Ce n’est pas seulement dans les refrains de guerre, c’est encore dans les complaintes du foyer paisible, c’est dans les gaies chansonnettes d’amoureux et jusque dans certaines hymnes ou prières qu’on sent respirer et vivre cette nationalité hellénique, que l’Europe alors croyait morte et ensevelie pour jamais. Elle revit par sa haine implacable et par ses espérances obstinées, comme par le tour original de son imagination.
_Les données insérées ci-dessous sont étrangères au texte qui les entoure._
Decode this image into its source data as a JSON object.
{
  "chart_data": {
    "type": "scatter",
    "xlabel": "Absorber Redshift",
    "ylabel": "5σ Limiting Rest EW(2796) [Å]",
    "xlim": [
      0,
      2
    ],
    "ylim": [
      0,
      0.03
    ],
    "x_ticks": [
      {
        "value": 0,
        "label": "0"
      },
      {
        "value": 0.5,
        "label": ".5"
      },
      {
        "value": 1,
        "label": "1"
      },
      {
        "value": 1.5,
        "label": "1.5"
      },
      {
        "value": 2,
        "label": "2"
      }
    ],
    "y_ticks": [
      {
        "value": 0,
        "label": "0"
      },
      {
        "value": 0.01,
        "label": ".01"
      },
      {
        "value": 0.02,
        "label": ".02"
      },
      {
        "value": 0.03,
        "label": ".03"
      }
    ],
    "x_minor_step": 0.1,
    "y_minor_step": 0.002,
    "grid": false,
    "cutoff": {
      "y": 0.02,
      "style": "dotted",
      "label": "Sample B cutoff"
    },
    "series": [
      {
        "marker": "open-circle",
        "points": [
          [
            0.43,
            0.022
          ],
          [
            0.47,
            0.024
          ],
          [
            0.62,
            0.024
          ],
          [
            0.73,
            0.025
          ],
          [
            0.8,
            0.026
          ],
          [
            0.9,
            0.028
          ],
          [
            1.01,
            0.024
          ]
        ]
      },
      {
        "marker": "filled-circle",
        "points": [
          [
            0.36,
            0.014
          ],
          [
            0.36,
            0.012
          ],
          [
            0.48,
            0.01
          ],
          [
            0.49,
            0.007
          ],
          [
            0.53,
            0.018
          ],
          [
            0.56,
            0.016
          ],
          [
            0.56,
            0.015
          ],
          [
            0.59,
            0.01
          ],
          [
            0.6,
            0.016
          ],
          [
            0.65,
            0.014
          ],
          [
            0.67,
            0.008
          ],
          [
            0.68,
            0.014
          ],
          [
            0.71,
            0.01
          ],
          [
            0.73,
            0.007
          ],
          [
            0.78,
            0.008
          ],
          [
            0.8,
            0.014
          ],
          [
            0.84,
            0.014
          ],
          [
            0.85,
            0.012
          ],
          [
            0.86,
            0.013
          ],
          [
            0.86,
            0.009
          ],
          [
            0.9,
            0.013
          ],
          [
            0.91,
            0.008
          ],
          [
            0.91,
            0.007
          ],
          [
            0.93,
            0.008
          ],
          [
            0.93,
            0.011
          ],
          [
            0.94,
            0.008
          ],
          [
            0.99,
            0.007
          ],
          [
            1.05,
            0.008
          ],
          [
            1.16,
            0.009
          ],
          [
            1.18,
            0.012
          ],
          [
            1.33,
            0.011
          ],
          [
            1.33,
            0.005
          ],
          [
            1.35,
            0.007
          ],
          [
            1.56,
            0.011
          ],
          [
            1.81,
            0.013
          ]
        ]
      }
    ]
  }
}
Elle n’a plus d’indépendance, plus d’organisation extérieure qui manifeste son existence aux regards du voyageur ; politiquement elle a disparu du monde ; mais elle a dans cet abaissement gardé l’instinct de son individualité, elle a une âme qui souffre, et de même que les Juifs entendaient aux bords de l’Euphrate des prophètes qui leur annonçaient, contre toute vraisemblance, le rétablissement d’Israël, de même du fond des îles, des rivages de l’Asie, du haut des rochers de la péninsule, de rustiques rhapsodes rappellent incessamment, sous mille formes directes ou indirectes, à ce peuple opprimé qu’il est chez lui, et qu’il n’a qu’à chasser l’étranger pour reprendre son rang parmi les nations.

Je voudrais dans cette étude, et à l’aide de quelques publications nouvelles, donner une idée, sinon entièrement neuve, au moins plus complète, de ce peuple grec pendant les longues épreuves qui l’ont transformé. Sa vie militante, ses croyances, ses mœurs, tout se reflète en ses chansons ; interrogeons donc successivement dans cet ordre d’idées ce vaste romancero.